Video assistant review (VAR) was announced in July to be coming to the NWSL next season. That next season is now (March 25) and, as much as I, personally, despise VAR as a staff, record label and crew, there’s no denying that it’s a standard-raising move by the NWSL.
Let me start by being honest: when I say I hate VAR, I mean with a passion. One of the very best things about this sport is its spontaneity, and it changes the dynamic when a goal erupts and a three-to-five minute break of a referee pacing about with a finger pressed near their ear can eventually conclude that the moment was a lie.
When VAR was sold to major men’s leagues – which all utilize some form of the technology – it was done so under the umbrella that it would correct “clear and obvious” referee errors. That framing proved to be the trojan horse people on my side of this argument feared.
Now, without fail, most matches are marred by instances of lines drawn on the screen as some definitive proof that a blade of grass, a shoe size or the length of a toenail is sufficient enough to microscopically disallow a goal – one of the sport’s most precious things.
The richest league in the world, the English Premier League, has terrible utilization of the technology whereas some of the best in top flight men’s football resides right here, in Major League Soccer. While decisions can still take a comical, then painful, amount of time (thus MLS’s penchant for absurd numbers popping up to determine stoppage time), the application of the technology is mostly fair, and the calls corrected are more frequently under the initial standard of clear and obvious.
While it’s my sincere and deep hope that the implementation of VAR in the NWSL follows the less clown car-y option, I’m delighted that it will be part of the league – for multiple reasons.
Firstly, refereeing in the NWSL has been a hot topic nearly every season of its existence. However, in recent years, this has seemingly come to a head. Players and coaches have spoken in post game pressers and on social media about the state of refereeing and poor calls that have changed games one way or another. The root of the problem is a labor issue between Professional Referee Organization (PRO) and referees who had to go to court to win recognition as a union.
The referees unionized so that they could enter into collective bargaining agreement (CBA) negotiations to advocate for better training and resources. With regard to the NWSL, PRO also used to reserve the highest tier of referees for MLS games, while sending lesser qualified referees on NWSL assignments, giving them little support, guidance or coaching. Referees deserve better, and the players of the NWSL also deserve better.
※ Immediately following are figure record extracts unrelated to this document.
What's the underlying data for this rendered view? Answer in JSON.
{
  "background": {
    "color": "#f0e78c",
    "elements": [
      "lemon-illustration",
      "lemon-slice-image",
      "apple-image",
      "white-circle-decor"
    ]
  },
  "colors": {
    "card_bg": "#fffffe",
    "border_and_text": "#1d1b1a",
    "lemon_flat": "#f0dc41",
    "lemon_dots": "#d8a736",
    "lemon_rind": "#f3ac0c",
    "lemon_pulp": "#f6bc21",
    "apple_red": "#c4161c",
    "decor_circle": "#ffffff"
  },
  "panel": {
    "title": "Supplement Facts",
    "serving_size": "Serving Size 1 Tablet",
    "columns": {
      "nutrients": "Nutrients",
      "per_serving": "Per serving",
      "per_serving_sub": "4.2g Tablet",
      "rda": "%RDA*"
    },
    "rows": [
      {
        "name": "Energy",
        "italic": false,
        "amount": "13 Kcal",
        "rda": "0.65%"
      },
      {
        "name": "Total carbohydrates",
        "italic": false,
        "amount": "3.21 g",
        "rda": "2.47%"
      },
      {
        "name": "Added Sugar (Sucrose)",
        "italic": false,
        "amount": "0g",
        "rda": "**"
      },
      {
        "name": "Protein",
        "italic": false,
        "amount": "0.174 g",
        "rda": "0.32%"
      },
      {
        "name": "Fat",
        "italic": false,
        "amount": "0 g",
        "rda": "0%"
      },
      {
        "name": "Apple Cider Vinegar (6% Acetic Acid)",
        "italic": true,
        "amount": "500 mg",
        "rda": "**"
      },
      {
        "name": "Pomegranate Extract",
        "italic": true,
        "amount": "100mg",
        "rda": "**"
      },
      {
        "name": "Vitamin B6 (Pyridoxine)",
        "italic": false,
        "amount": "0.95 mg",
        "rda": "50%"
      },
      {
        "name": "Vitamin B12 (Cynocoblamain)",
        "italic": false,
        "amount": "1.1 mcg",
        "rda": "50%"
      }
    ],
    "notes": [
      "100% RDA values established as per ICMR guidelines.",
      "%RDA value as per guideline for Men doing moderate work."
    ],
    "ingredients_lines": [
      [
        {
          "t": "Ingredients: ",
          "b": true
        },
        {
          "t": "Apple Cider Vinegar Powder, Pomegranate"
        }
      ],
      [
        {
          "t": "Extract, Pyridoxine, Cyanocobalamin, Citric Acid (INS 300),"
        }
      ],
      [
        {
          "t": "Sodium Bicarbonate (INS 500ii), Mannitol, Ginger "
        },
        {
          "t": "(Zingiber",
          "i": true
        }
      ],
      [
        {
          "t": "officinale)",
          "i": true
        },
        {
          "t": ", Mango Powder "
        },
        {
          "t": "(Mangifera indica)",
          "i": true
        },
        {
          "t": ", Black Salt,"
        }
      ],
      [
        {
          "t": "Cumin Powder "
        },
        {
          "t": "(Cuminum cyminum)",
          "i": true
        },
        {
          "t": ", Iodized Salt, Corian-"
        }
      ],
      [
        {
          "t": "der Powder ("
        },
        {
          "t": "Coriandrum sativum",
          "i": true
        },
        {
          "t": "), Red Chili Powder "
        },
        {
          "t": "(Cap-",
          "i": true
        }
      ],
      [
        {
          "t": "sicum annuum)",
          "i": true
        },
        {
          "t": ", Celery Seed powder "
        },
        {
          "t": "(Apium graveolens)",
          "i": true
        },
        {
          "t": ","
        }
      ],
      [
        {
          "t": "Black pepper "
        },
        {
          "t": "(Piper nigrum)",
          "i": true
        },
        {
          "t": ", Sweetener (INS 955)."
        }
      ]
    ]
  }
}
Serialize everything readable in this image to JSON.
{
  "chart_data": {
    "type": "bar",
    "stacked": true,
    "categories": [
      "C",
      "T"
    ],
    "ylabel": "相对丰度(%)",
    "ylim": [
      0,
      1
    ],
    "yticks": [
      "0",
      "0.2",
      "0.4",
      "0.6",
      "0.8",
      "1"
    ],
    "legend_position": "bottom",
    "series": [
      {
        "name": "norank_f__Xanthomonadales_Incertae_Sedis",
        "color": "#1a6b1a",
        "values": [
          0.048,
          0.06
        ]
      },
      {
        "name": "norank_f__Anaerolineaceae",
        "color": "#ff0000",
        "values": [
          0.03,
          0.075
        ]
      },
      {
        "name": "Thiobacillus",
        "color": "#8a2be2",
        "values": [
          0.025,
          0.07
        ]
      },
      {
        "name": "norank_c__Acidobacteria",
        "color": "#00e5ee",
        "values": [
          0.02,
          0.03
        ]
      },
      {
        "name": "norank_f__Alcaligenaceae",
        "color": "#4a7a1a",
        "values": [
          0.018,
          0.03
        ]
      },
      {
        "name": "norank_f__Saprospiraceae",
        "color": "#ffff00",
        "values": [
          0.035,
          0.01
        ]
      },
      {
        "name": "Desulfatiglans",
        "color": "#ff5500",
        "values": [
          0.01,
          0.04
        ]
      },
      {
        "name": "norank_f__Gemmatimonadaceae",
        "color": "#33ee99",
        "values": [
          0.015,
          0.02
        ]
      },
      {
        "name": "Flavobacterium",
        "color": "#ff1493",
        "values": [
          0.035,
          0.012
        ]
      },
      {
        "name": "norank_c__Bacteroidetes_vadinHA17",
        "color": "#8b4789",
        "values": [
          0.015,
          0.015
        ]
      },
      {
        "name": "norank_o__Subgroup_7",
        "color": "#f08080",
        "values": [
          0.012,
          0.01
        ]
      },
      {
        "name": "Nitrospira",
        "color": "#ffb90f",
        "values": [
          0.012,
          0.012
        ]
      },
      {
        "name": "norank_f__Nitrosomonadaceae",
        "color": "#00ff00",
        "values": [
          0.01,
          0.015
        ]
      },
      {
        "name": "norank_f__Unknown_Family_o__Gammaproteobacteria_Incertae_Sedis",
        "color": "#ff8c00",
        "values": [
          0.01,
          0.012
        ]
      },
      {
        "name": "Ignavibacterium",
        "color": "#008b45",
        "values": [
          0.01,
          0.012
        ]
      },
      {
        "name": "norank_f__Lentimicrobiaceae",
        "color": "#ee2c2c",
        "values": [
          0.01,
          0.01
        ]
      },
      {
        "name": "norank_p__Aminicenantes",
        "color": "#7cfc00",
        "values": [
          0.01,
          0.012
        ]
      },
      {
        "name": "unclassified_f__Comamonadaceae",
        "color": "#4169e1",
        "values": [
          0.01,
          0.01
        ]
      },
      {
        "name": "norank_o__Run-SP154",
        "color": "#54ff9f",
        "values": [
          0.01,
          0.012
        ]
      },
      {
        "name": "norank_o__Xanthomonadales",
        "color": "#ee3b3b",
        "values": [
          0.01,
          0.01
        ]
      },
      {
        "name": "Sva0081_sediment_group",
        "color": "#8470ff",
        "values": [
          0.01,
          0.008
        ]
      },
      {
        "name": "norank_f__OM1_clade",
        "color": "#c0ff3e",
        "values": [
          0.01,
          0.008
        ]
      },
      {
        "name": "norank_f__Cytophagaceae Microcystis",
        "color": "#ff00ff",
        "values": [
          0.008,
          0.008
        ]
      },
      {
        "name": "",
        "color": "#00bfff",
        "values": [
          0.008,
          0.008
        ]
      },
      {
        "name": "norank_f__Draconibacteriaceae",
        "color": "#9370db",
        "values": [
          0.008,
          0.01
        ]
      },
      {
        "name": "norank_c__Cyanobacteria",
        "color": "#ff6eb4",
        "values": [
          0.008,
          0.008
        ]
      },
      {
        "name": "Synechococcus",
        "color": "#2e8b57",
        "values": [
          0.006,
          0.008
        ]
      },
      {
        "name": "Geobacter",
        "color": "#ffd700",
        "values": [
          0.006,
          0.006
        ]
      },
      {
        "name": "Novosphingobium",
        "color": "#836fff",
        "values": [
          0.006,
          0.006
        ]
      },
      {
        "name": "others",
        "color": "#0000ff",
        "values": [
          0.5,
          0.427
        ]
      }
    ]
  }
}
VAR, then, presents an additional layer of protection from poor calls, and can hopefully help increase the number of correct decisions, decreasing the number of times a match is improperly affected by a clearly wrong decision, or lack of one.
Another reason VAR coming to the NWSL is so welcomed by even a skeptic (read: VAR hater) like me, is that it’s the way of the future and the only reason it hasn’t existed in women’s leagues already is because of gender. The NWSL will be the first top flight domestic league in the entire world to implement VAR. It’s been a standard in the men’s game for years, and it’s only fair to treat the women’s game with the same tier of professionalism.
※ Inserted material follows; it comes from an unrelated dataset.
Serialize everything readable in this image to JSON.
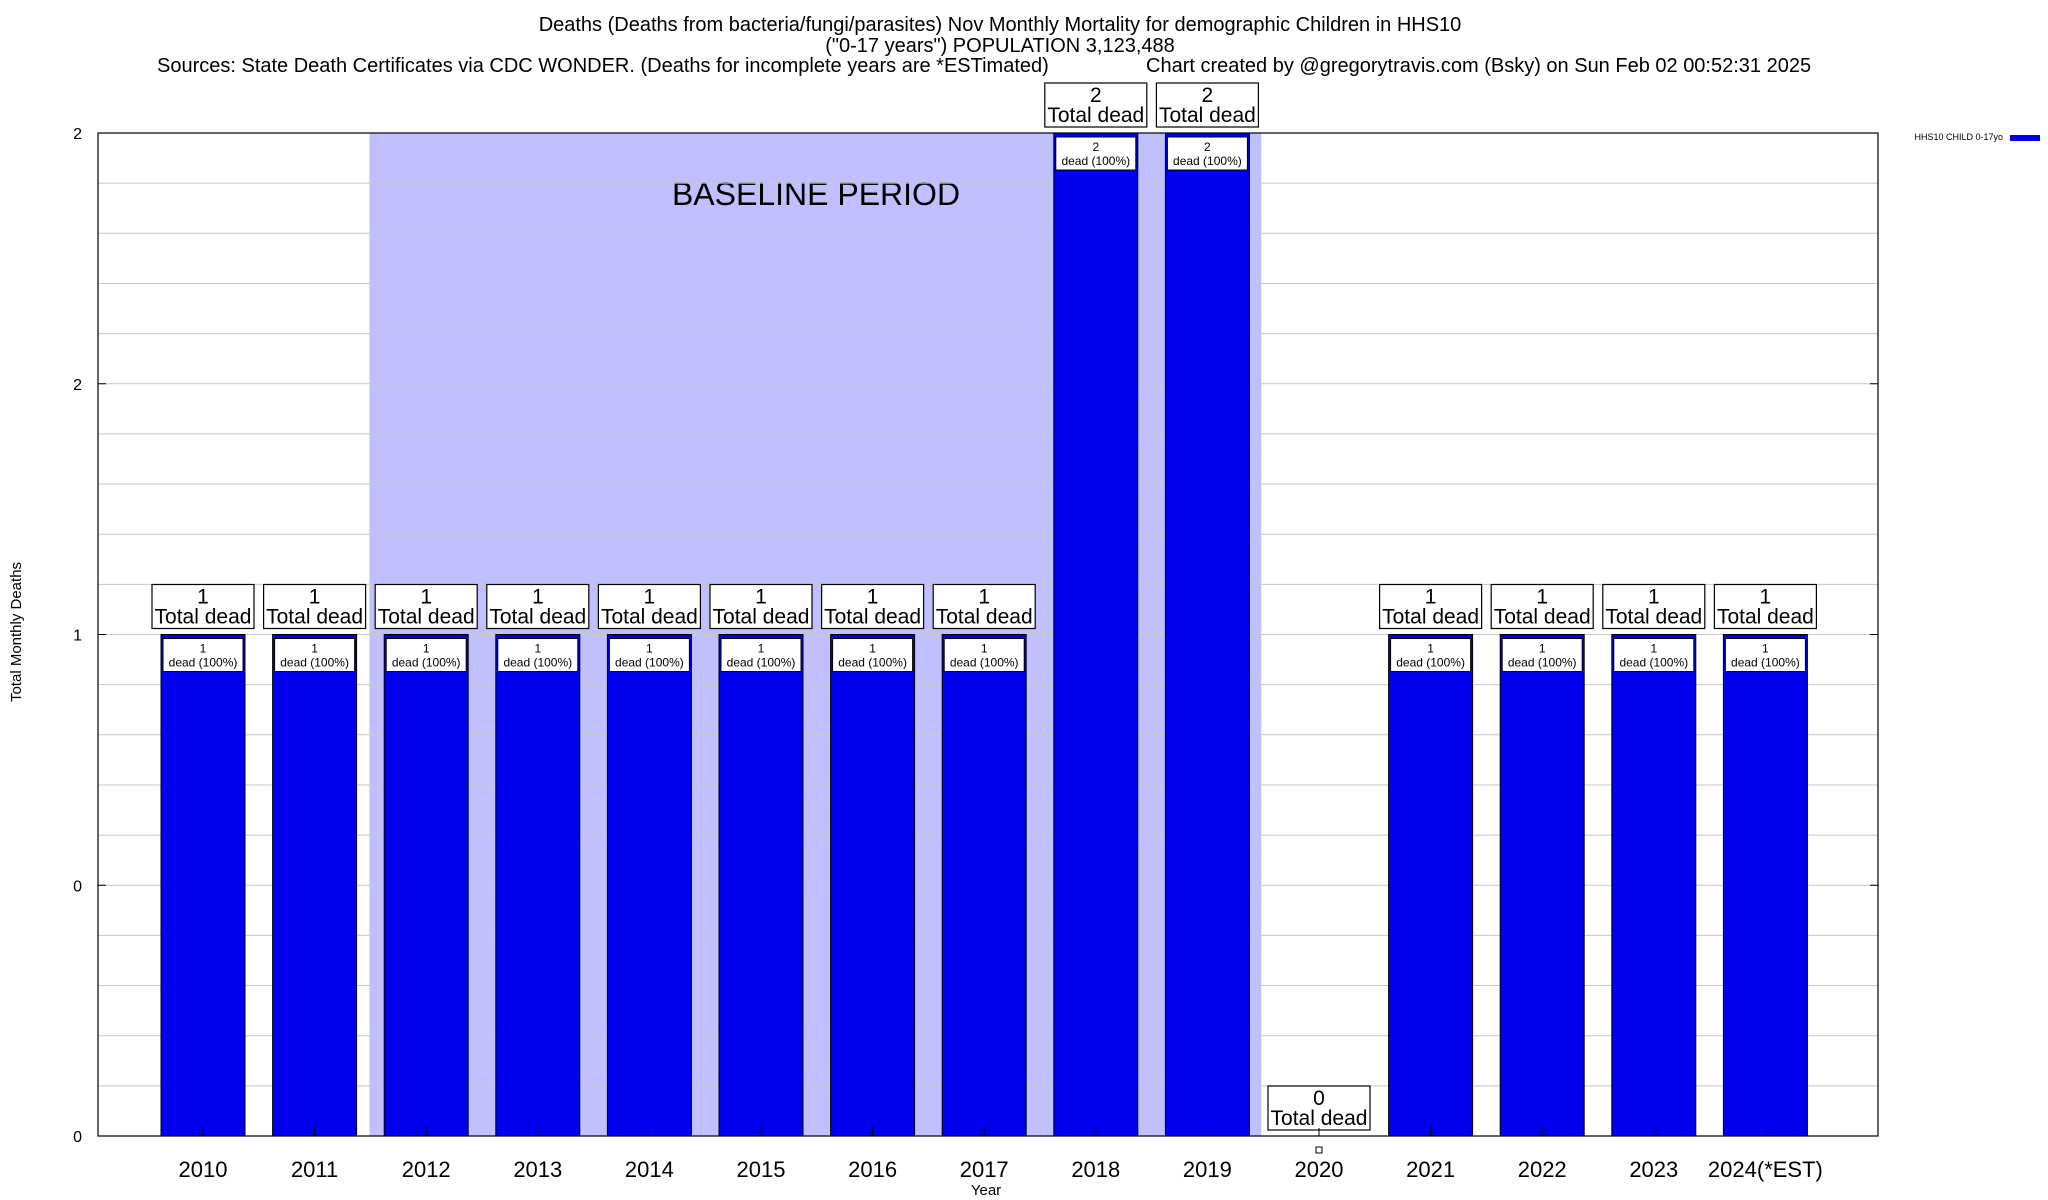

The high transition nature of the league, coupled with the amount of outrageous athletes in the NWSL, combines to create a highly physical league – which, if not managed properly by the only authority figure on the pitch, can have catastrophic consequences for players’ careers.
In an interview about a new initiative called The Offseason, CEO of the project, Midge Purce, told The Athletic “that concept came together…through the fact that in sports today, players are bigger than teams.” She’s right. The NWSL employs all but two of the players to earn consistent time with the USWNT, one of the most popular teams in the world. Matchups are billed by star players squaring off, rather than the loaded histories or lores that European clubs can lean on, even when their teams are poor.
Inconsistent refereeing was not only increasing the risk of games being changed in unexpected and unfortunate ways, but in a physical league, substandard refereeing can also increase the risk of injury. By not managing the game properly – issuing yellow cards to set an expectation of what will and will not be tolerated – players in the heat of competition set the boundaries themselves. None of it was intentionally cruel, they’re athletes competing in a highly competitive league, which is why it should always be the duty of the referee to manage.
When players get injured due to poor tackles and/or consistent fouling without protection, the player suffers, and the league does as well.
While it remains to be seen how VAR will be utilized, and I reserve the right to want to dropkick my television the first time a match stops for three-to-five minutes to “check” to see if a goal we all witnessed was actually a goal, it’s an important step for the NWSL, and an important step for domestic women’s soccer.